At Fantastic Fest, I adhere to a few strict rules. Never order anything before the movie begins (because if it sucks, you're stuck waiting for the check when you could just walk out instead). Only one two hour-plus movie a day (because exhuastion kicks in when you're twenty films deep). No repeat viewings (because fuck it, there's too much good stuff to waste a time slot on double-dipping).
Well, I broke that last rule this year for the first time since 2012 (when I saw Holy Motors twice at the Fest). The Night Comes For Us is so good, it's tough to even know where to begin when discussing it. A movie crafted in the classic "Heroic Bloodshed" mode that came to dominate the filmographies of such action greats as John Woo and Johnnie To, director Timo Tjahjanto adds a Silat-fueled penchant for bodily destruction that would make his cohort Gareth Evans wince.
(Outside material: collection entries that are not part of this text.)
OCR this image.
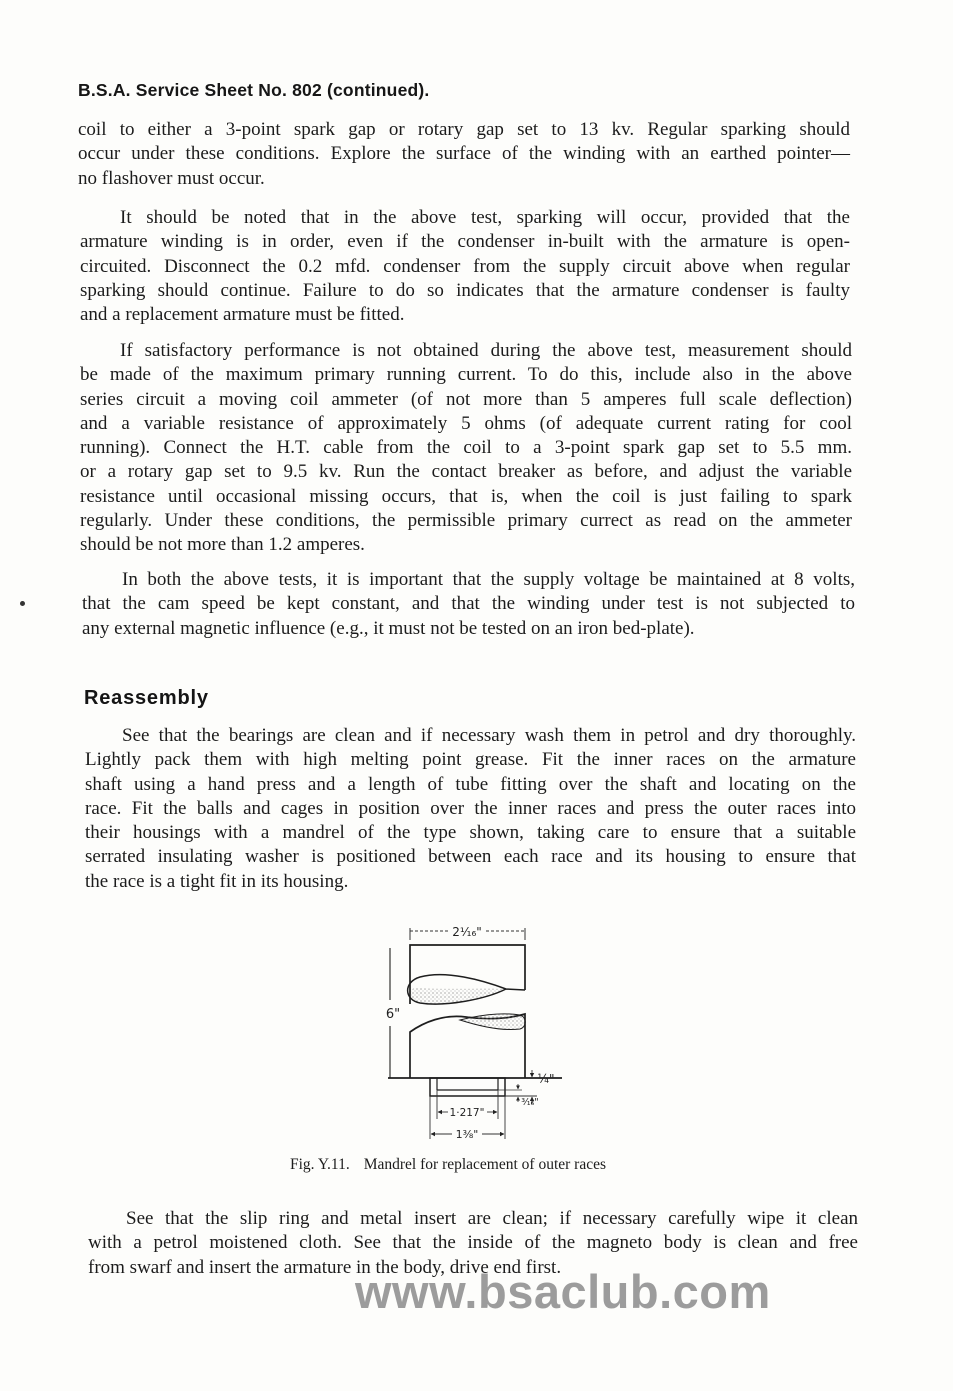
B.S.A. Service Sheet No. 802 (continued).
coil to either a 3-point spark gap or rotary gap set to 13 kv. Regular sparking should
occur under these conditions. Explore the surface of the winding with an earthed pointer—
no flashover must occur.
It should be noted that in the above test, sparking will occur, provided that the
armature winding is in order, even if the condenser in-built with the armature is open-
circuited. Disconnect the 0.2 mfd. condenser from the supply circuit above when regular
sparking should continue. Failure to do so indicates that the armature condenser is faulty
and a replacement armature must be fitted.
If satisfactory performance is not obtained during the above test, measurement should
be made of the maximum primary running current. To do this, include also in the above
series circuit a moving coil ammeter (of not more than 5 amperes full scale deflection)
and a variable resistance of approximately 5 ohms (of adequate current rating for cool
running). Connect the H.T. cable from the coil to a 3-point spark gap set to 5.5 mm.
or a rotary gap set to 9.5 kv. Run the contact breaker as before, and adjust the variable
resistance until occasional missing occurs, that is, when the coil is just failing to spark
regularly. Under these conditions, the permissible primary currect as read on the ammeter
should be not more than 1.2 amperes.
In both the above tests, it is important that the supply voltage be maintained at 8 volts,
that the cam speed be kept constant, and that the winding under test is not subjected to
any external magnetic influence (e.g., it must not be tested on an iron bed-plate).
Reassembly
See that the bearings are clean and if necessary wash them in petrol and dry thoroughly.
Lightly pack them with high melting point grease. Fit the inner races on the armature
shaft using a hand press and a length of tube fitting over the shaft and locating on the
race. Fit the balls and cages in position over the inner races and press the outer races into
their housings with a mandrel of the type shown, taking care to ensure that a suitable
serrated insulating washer is positioned between each race and its housing to ensure that
the race is a tight fit in its housing.
2¹⁄₁₆"
6"
1·217"
1⅜"
¼"
³⁄₁₆"
Fig. Y.11. Mandrel for replacement of outer races
See that the slip ring and metal insert are clean; if necessary carefully wipe it clean
with a petrol moistened cloth. See that the inside of the magneto body is clean and free
from swarf and insert the armature in the body, drive end first.
www.bsaclub.com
In short, The Night Comes For Us is a total "hold my beer" piece of filmmaking, as Timo teams with Raid stars Iko Uwais (who also handled the fight choreography) and Joe Taslim to deliver one of the great action movies. Not of the Fest. Not of 2018. But of all time. The Night Comes For Us is two hours of wall-to-wall carnage, with Tjahjanto proving that he understands the intrinsic thrilling beauty of screen violence just like those aforementioned genre forefathers, even as he coats the entire screen with plasma. As Evan said in his review:
"Yes, like The Raid it is a tough action film from Indonesia with a simple plot that unfolds over a very short amount of time. Yes, it offers a few familiar faces. But underneath all that, its gnarly, mischievous soul has more in common with Peter Jackson’s Dead Alive, a film that exists solely to pelt you with relentless inventive gore and escalation. I’ve always considered The Raid a serious action film. The Night Comes for Us is way more like a (super, super great) splatter cartoon."
Now, the Netflix Original has a date when you can all check it out, too: October 19th. That means in three short weeks, everyone can get down with a movie that's straight up destined to be considered a classic in years to come. Netflix has gotten into the Timo Tjahjanto business, and brother and sisters, that business is fucking good.